LEADING economic surveys are expected to show this week that the UK continued to grow at a solid pace in July, though economists warned it was unlikely that we would see a repeat of the blistering pace of growth recorded between April and June.
All three purchasing managers’ indices (PMIs) to be reported this week – manufacturing due today, construction out tomorrow and services expected on Wednesday – are forecast to remain well above the 50 level that separates expansion from contraction.
The consensus for the manufacturing index is a slight easing in growth to 57 from June’s 57.5, and some analysts such as David Page at Investec expect the index to fall further to around 55 over the course of the second half.
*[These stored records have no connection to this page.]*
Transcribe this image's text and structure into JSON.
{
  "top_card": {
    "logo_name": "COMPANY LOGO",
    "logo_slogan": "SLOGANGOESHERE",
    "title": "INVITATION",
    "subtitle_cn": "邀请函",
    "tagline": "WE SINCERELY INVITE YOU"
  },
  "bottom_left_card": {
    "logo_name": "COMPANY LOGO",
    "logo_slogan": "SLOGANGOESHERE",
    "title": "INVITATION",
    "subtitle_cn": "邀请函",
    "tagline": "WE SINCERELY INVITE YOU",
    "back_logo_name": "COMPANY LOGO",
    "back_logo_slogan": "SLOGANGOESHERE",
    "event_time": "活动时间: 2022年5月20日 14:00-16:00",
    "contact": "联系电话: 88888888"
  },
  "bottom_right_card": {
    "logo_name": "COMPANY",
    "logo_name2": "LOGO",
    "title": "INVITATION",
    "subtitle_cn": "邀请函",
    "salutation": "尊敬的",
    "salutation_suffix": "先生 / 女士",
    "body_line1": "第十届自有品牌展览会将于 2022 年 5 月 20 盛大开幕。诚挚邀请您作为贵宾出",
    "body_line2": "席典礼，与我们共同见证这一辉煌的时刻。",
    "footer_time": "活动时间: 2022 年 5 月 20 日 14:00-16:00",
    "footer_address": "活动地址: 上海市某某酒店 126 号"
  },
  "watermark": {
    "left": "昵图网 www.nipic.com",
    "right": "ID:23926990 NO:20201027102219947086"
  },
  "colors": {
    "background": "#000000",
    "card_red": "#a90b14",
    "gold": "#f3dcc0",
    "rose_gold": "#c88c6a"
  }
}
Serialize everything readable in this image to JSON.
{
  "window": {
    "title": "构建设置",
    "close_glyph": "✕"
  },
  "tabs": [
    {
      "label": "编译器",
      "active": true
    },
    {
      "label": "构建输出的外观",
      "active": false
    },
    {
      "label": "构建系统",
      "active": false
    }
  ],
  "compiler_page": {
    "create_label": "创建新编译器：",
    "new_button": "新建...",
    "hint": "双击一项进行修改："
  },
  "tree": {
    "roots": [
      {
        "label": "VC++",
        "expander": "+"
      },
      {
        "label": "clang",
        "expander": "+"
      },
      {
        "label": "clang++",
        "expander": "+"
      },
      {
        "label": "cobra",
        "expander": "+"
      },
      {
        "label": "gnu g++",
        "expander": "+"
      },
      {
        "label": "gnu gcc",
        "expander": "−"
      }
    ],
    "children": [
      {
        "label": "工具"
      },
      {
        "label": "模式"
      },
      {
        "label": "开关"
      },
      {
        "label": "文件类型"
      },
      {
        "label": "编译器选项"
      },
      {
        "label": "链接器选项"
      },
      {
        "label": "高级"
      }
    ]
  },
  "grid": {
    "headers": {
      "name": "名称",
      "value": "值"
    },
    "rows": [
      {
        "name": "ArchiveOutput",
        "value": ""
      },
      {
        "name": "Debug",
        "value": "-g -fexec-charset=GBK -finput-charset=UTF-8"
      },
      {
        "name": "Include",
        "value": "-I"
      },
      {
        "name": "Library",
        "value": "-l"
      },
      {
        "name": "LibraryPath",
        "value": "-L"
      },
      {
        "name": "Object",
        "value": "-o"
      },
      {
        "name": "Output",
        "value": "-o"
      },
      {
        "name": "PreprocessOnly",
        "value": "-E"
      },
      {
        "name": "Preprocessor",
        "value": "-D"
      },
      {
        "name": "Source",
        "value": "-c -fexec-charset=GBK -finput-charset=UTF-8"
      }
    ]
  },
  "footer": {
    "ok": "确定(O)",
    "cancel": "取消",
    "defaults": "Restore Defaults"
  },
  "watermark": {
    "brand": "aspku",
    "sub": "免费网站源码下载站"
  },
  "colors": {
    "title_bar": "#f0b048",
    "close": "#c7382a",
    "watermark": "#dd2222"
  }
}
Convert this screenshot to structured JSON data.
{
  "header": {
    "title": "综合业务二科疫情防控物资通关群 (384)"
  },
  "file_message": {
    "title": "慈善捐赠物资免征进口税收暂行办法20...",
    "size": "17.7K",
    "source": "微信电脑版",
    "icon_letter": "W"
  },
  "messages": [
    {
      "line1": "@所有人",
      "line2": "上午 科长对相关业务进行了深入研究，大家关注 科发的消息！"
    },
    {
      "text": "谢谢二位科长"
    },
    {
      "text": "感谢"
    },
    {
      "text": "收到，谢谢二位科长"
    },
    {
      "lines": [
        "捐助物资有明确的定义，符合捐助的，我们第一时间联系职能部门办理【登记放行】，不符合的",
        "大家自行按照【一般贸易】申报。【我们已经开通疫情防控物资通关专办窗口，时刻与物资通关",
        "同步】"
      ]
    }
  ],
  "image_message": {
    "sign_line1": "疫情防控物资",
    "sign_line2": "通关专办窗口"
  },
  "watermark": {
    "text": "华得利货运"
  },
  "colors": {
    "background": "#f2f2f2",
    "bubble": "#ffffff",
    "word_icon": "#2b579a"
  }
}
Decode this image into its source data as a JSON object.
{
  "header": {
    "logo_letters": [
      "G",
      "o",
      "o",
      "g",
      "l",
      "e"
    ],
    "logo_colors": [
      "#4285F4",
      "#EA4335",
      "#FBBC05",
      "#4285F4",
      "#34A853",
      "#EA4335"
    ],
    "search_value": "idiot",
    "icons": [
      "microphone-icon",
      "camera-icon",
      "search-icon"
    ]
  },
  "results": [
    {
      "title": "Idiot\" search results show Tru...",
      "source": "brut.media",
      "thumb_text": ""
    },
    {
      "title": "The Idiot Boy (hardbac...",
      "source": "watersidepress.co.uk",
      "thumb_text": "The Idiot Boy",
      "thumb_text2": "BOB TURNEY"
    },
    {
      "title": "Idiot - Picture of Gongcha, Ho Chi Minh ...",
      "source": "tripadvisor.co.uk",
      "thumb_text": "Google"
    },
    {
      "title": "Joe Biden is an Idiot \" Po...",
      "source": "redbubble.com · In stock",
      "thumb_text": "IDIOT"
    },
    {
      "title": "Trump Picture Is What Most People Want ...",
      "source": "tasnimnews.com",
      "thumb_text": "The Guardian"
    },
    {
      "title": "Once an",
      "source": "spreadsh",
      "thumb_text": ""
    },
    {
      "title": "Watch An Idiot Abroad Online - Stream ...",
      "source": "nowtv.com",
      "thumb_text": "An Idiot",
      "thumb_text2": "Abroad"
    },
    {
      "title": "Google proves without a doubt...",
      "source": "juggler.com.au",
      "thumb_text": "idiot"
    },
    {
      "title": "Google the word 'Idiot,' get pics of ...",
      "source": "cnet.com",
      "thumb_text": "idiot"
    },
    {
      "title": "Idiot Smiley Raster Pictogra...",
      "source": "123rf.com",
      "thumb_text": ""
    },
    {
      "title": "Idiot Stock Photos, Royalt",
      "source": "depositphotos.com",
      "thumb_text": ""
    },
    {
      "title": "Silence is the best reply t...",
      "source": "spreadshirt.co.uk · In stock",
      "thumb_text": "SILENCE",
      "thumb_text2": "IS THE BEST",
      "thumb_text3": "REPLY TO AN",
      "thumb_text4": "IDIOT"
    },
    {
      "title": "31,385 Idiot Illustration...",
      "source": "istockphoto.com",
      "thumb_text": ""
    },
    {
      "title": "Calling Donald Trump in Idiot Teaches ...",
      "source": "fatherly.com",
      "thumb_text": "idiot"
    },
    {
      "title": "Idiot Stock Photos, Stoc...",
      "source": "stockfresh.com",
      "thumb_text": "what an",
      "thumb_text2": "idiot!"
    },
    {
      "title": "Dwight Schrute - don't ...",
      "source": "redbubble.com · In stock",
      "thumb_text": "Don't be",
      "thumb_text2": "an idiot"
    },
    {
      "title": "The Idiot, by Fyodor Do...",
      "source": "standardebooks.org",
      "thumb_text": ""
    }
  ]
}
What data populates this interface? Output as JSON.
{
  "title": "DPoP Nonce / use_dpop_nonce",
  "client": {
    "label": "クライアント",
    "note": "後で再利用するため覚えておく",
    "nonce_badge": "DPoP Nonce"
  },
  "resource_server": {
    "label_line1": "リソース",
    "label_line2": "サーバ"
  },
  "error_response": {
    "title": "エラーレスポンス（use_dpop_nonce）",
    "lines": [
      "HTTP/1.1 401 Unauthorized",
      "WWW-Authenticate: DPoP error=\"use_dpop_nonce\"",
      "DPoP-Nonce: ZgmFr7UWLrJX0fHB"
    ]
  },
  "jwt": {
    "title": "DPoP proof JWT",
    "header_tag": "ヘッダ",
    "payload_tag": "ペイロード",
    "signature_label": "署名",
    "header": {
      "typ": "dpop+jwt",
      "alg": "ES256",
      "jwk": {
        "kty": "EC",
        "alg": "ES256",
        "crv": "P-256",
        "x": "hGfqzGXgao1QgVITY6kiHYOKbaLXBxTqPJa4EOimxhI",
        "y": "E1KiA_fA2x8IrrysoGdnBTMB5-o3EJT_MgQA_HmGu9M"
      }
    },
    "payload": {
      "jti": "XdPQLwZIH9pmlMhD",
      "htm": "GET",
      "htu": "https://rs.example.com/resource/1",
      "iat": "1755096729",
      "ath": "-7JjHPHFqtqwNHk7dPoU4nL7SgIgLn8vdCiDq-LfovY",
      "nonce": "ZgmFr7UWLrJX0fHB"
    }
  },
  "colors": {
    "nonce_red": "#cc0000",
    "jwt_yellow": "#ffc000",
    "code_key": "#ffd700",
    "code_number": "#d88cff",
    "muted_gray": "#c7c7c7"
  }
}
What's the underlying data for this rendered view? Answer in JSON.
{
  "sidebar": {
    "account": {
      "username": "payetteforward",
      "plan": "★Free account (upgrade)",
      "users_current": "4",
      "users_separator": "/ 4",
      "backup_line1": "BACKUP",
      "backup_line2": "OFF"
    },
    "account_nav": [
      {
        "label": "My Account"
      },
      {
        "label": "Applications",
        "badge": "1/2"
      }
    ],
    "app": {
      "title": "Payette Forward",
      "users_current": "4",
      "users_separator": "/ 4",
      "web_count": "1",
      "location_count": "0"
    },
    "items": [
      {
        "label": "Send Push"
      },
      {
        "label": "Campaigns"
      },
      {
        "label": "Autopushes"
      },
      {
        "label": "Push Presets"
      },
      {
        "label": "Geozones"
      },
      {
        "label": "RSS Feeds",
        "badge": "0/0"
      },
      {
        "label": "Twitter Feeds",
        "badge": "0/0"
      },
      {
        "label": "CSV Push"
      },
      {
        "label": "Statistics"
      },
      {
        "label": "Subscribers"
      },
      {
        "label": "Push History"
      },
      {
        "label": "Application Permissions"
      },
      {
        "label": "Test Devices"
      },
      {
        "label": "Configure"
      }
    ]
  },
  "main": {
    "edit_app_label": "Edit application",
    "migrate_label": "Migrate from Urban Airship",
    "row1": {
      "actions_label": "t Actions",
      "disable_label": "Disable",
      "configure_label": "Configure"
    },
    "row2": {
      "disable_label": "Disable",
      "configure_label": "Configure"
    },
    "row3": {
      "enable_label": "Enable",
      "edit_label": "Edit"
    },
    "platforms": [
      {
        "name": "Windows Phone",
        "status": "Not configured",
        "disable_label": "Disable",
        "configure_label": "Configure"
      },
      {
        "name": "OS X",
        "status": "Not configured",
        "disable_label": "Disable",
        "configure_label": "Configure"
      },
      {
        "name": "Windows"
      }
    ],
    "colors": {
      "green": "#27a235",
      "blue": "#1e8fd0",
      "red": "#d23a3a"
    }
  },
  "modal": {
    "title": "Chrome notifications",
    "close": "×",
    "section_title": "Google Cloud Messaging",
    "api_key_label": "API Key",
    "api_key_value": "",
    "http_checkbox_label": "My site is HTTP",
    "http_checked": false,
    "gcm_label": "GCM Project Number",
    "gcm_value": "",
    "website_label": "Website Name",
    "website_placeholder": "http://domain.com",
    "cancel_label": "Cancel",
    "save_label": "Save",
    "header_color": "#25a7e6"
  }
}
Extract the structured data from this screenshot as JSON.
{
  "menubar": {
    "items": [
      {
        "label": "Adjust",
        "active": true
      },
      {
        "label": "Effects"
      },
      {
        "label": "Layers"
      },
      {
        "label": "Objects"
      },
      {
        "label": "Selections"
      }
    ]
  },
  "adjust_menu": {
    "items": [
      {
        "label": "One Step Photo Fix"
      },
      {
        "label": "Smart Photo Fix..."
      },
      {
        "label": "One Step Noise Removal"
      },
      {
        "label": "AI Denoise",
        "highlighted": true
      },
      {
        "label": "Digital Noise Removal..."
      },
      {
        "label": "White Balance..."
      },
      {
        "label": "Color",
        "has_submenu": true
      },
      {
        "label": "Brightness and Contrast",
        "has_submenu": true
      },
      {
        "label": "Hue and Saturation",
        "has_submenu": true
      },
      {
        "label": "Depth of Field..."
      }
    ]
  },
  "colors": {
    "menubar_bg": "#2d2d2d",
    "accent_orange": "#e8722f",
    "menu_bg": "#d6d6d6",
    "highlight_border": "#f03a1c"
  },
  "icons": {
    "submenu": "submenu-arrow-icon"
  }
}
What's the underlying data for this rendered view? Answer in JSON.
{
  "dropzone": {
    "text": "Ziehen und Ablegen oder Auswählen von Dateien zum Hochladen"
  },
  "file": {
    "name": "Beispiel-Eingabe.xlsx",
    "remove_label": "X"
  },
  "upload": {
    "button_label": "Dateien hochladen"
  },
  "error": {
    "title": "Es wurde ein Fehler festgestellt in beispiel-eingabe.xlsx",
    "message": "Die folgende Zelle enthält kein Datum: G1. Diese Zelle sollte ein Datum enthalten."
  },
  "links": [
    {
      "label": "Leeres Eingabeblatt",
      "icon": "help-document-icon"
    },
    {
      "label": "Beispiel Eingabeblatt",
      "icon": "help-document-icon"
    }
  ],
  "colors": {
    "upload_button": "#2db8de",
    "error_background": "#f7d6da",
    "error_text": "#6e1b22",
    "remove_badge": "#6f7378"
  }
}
Manufacturers are likely to find it difficult to maintain their robust pace of growth in the face of an end to inventory adjustment, fiscal tightening and the subdued pace of growth in the Eurozone.
The services PMI, out on Wednesday morning, is predicted to have inched higher to 54.5 in July from 54.4 in June as a result of core services continuing to grow at a similar pace to that seen in the second quarter.
However, economist Jonathan Loynes at Capital Economics warns that the business expectations index fell sharply in June, which could point to a slowdown in momentum in July and the remaining weeks of the third quarter.
Now that the official economic data appears to have caught up with what the more optimistic surveys have been indicating since the third quarter of 2009, the PMIs suggest that the UK economy will avoid a double-dip recession but that the second quarter saw conditions that were as good as it is going to get for some time to come.